Con il passare del tempo, tuttavia, l’operazione si è rilevata goffa e mal concepita, dato che la tendenza – non del tutto tramontata – era quella di delineare caratteri fastidiosamente monodimensionali, forti di una massiccia corazza composta unicamente da virtù e pregi, la cui superficie risultava tragicamente immune a quelle affascinanti crepe (difetti) in grado di elevare la drammaturgia e il potenziale emotivo di un personaggio.
La soluzione ad una tanto frivola soluzione editoriale non poteva che provenire da una generosa schiera di attrici, sceneggiatrici, autrici e registe, i cui intenti si sono idealmente congiunti in una precisa missione: riscrivere il ruolo della donna all’interno della moderna offerta audiovisiva. Ecco che, nel corso degli anni, la presenza di caratteri femminili dalla piscologia credibile e stratificata è andata esponenzialmente aumentando, così come le aspettative nutrite da attenti osservatori e analisti nei confronti di quei lungometraggi attenti al tema del ‘femminile’.
Compiere una disamina di Babygirl senza preoccuparsi di specificare quanto detto nelle precedenti righe, apparirebbe come uno sterile e deleterio tentativo di sottrarre questo affascinante lungometraggio all’odierno contesto cinematografico, dove, suo malgrado, molte delle tematiche e delle formule narrative adoperate da Halina Reijn & co. risultano oramai collaudate.

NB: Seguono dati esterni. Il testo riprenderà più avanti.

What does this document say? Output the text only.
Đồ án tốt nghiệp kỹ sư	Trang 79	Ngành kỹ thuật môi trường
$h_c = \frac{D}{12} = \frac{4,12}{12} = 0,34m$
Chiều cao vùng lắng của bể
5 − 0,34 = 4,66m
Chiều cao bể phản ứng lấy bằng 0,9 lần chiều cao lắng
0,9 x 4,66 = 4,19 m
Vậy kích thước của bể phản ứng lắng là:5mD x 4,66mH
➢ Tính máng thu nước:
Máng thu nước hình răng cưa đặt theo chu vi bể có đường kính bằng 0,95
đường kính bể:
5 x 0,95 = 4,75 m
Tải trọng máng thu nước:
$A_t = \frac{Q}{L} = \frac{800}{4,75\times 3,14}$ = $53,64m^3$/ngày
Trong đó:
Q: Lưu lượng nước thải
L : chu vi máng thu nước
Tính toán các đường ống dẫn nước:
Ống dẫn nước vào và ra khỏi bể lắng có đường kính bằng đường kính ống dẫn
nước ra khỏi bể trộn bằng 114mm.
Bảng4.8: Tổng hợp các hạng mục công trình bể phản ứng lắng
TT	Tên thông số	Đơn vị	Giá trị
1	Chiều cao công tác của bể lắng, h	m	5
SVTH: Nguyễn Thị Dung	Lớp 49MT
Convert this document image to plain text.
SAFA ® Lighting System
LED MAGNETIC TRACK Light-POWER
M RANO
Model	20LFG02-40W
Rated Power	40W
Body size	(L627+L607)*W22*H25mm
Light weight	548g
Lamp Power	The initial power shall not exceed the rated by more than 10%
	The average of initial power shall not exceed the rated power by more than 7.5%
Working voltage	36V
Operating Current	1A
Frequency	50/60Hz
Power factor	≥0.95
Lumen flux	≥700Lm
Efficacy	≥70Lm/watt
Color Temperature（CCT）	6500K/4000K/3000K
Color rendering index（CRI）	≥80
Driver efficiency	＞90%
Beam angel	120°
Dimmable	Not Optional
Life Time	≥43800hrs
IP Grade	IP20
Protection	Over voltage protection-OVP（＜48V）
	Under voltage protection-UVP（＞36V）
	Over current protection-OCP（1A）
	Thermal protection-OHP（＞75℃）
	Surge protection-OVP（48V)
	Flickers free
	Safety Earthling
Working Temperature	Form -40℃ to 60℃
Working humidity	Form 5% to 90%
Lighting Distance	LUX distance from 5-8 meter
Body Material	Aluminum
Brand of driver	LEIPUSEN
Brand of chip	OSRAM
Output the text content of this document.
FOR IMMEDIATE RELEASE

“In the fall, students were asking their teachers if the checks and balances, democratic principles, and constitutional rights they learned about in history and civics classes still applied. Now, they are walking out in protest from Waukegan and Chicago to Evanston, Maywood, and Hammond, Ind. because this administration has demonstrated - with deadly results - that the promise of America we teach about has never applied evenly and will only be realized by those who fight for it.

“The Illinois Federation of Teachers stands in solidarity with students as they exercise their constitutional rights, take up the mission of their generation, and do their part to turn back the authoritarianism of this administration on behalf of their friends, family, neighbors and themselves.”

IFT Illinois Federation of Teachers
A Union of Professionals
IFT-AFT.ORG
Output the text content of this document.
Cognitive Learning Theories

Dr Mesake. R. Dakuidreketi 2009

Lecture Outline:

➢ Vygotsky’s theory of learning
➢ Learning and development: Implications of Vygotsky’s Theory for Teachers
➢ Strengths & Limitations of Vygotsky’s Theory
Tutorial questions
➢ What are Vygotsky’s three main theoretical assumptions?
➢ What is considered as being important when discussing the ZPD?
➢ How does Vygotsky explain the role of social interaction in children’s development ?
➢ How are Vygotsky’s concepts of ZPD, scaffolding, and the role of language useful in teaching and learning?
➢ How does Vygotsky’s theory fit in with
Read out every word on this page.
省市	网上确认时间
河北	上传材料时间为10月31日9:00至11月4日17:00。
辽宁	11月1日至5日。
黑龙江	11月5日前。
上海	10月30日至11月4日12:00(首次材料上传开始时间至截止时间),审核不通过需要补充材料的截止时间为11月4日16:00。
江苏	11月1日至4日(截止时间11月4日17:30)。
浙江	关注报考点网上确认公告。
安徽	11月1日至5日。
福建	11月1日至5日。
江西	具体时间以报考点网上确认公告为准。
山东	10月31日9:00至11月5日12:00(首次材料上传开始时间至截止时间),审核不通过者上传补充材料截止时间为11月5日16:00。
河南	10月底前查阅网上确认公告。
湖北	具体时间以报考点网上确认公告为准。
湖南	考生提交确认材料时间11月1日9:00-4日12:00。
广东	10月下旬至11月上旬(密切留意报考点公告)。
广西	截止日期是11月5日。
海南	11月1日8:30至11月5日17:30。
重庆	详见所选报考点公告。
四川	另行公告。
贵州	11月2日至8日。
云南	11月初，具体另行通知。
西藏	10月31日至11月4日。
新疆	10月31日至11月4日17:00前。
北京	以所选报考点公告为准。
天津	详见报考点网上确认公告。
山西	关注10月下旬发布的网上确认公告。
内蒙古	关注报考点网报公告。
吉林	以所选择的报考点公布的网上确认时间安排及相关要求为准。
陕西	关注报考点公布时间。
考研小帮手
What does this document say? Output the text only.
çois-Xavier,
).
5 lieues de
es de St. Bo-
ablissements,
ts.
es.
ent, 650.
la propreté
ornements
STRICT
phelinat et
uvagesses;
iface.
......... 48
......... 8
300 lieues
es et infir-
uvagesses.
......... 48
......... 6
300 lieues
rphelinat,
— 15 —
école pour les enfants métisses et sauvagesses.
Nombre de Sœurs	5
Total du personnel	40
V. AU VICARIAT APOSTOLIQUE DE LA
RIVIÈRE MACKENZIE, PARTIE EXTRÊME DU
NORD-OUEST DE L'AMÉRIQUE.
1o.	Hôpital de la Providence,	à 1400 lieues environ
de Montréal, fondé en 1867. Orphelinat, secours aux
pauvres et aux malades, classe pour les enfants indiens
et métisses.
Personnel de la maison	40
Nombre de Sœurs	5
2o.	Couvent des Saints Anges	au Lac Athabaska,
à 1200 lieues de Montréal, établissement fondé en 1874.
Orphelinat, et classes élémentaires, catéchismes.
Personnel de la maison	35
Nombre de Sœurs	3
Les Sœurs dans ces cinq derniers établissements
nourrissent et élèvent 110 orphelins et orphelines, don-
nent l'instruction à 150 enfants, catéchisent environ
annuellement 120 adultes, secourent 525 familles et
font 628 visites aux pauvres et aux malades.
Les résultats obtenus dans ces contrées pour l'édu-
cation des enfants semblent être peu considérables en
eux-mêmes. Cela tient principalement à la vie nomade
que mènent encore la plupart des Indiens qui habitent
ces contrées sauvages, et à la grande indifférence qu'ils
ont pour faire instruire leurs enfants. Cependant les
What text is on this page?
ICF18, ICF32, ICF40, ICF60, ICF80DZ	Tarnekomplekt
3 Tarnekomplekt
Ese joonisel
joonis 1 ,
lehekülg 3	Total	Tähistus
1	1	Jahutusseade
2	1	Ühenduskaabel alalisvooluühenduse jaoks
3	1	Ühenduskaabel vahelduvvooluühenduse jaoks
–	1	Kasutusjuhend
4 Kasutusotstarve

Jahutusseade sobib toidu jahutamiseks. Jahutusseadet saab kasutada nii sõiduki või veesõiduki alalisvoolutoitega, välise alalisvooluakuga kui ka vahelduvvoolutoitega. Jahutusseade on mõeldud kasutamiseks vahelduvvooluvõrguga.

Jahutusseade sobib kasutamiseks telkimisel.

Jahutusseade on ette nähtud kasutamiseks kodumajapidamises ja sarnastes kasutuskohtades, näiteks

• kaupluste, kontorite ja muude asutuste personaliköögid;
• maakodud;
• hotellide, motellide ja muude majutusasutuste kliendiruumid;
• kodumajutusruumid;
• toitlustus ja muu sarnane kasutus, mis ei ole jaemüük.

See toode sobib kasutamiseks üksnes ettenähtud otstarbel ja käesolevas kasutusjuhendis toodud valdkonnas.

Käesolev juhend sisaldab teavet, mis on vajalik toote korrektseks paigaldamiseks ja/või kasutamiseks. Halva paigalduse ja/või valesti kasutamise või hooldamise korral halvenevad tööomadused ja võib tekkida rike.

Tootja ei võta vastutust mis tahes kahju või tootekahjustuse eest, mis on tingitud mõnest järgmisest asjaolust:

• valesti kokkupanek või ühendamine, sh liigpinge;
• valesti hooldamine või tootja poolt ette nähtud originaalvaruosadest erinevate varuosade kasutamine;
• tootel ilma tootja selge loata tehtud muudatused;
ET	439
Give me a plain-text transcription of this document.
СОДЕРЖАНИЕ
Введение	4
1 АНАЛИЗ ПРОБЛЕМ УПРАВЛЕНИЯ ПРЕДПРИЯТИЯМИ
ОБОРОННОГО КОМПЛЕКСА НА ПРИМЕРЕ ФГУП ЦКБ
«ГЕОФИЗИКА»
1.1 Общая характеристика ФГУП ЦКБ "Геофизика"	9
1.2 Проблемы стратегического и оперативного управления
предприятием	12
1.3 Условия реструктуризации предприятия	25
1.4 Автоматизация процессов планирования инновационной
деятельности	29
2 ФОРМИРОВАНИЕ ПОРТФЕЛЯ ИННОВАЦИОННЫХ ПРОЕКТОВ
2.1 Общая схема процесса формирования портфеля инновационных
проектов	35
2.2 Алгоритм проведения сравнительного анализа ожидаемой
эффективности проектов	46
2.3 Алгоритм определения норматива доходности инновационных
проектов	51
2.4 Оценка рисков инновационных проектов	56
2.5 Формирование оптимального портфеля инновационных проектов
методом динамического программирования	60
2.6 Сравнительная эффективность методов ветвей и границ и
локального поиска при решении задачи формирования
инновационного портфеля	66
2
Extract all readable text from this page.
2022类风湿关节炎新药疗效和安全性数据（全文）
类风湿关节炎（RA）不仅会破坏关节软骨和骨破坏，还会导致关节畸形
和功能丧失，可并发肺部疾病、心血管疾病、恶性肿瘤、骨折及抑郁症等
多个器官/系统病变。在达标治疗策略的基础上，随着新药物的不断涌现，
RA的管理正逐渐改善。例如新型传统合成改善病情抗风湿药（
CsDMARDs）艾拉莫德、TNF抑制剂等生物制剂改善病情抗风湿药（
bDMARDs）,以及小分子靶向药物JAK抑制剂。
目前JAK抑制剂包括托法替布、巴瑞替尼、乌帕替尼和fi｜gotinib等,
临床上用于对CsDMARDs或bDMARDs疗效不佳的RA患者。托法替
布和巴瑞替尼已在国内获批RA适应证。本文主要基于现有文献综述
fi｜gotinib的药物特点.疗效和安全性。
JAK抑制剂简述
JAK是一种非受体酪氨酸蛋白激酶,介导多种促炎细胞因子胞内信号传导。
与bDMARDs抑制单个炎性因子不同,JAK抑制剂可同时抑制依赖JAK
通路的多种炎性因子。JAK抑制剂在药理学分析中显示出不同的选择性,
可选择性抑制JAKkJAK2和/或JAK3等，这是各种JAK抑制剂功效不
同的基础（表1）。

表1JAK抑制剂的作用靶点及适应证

Difatti, forma e contenuto del film con protagonista Nicole Kidman perdono di efficacia solo ed esclusivamente se filtrate attraverso un occhio consapevole, che si (pre)occupi di immergerne esiti e soluzioni narrative all’interno del traboccante calderone della contemporaneità. Al contrario, se ci si astrae dal frenetico quadro socioculturale che ha piacevolmente caratterizzato l’ultima stagione cinematografica, ecco che le virtù del progetto emergono prepotentemente, restituendo a Babygirl quel tanto agognato fascino che regia, sceneggiatura e attori tentano di conquistare senza soluzione di continuità dal primo al 114esimo minuto.
A questo punto, tuttavia, ci tocca disattendere in parte quanto detto in apertura, poiché, a prescindere dalla dubbia originalità delle tematiche in esso contenute, risulta complesso non riconoscere al progetto – in uscita negli Stati Uniti il 25 dicembre 2024 (non a caso il film è ambientato durante le feste natalizie) – un certo coraggio: porre al centro dell’economia drammaturgica del film una protagonista (Nicole Kidman) intenta a rifiutare vigorosamente le conseguenze di decenni di lotte femministe, per rifugiarsi nel malsano ma rassicurante terreno della subordinazione, manifesta una lodevole audacia contenutistica, che, se non altro, ha permesso a Babygirl di risultare una delle proposte più divisive della kermesse veneziana.